Mat, Lili et Benji, trois enfants réfugiés d’une autre planète, ont été abandonnés sur Terre par leurs parents. Dotés de super-pouvoirs, ils se retrouvent livrés à eux-mêmes. Tiraillés entre le désir de mener une vie normale parmi les humains, la peur d’être découverts et, pour les plus petits, l’envie de découvrir qui ils sont et ce dont ils sont capables, cette nouvelle rentrée des classes sur Terre s’annonce des plus mouvementées !
Dawid et Frédéric Maupomé réussissent un tour de force en amenant le lecteur au coeur de la psychologie et des émotions des trois orphelins super-héros dans le cadre de la vie quotidienne d’adolescents au collège.

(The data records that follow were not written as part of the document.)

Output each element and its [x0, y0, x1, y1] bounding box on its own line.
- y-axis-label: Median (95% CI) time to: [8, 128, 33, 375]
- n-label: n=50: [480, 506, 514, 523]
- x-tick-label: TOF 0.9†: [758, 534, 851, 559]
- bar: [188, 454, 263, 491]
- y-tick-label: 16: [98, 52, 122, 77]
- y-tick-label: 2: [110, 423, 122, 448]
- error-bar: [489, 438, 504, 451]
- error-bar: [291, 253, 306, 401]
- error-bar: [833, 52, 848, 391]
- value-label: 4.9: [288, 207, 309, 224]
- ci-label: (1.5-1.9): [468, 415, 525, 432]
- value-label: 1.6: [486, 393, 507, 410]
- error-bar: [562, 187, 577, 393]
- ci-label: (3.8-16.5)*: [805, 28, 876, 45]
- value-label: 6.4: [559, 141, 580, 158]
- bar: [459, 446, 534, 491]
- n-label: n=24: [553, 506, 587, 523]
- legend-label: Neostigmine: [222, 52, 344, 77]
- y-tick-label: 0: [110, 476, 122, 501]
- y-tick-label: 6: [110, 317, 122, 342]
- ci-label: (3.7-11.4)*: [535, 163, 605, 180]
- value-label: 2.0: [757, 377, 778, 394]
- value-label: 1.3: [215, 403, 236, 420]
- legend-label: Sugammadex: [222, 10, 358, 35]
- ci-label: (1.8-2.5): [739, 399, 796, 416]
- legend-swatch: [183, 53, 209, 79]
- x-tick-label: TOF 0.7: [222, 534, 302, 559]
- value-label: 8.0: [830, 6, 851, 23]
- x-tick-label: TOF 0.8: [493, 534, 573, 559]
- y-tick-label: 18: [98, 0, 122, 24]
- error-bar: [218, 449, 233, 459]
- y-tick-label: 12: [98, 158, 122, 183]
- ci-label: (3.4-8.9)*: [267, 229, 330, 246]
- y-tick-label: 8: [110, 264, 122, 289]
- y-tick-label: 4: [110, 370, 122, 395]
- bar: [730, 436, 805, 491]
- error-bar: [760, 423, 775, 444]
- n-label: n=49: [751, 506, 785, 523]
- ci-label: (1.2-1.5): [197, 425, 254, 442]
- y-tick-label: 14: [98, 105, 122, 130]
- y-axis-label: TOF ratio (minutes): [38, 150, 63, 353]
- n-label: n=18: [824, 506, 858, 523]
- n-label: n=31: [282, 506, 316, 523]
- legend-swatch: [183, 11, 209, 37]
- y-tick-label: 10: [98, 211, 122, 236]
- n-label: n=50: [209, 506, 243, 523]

Supers, c’est l’histoire de trois enfants, Mat, Lili et Benji, qui déménagent dans une nouvelle ville. L’originalité, c’est qu’ils sont seuls, sans parents. Où sont donc ces derniers ? Aucune idée. Par contre, ces enfants ont une particularité : ils ont des super pouvoirs, ce qui fait d’eux des super-héros. Mat souhaite qu’ils restent discrets, surtout que la jolie Jeanne lui fait de l’oeil, et que ça le dérangerait de déménager à nouveau. Mais c’est sans compter sur les vilains de la ville et sur l’obstination de son frère et de sa soeur !

Supers est une série de trois bandes dessinées jeunesse. Le ton est donc plutôt léger, avec un vocabulaire plutôt facile à lire. On n’a pas non plus trop de texte, mais les illustrations parlent d’elles-même. Entre scènes mouvementées et scènes d’école, Frédéric Maupomé nous emmène dans une histoire originale. 

L’auteur aborde des thèmes différents qui peuvent parler aux enfants : le fait d’être le nouveau de l’école, la difficulté d’intégration, ou encore le fait de grandir sans ses deux parents.
Le côté super-héros leur parlera sans doute un peu plus. Même si les pouvoirs accentuent la différence avec les autres enfants, cela amène un quelque chose à l’histoire. Quelque chose qui parlera aux enfants, eux qui aiment tant les super-héros. Les références à de grands héros comme Superman sont indéniables : une double identité, des enfants venus de l’espace, pas de parents, etc.

Les illustrations sont chouettes. Elles sont colorées, pleine de pep’s et elles parlent d’elles-même. Pas besoin de longues phrases, de longues descriptions. Elles mettent en avant des scènes d’action, mais aussi des scènes plus sensibles, parfois pleines d’émotions.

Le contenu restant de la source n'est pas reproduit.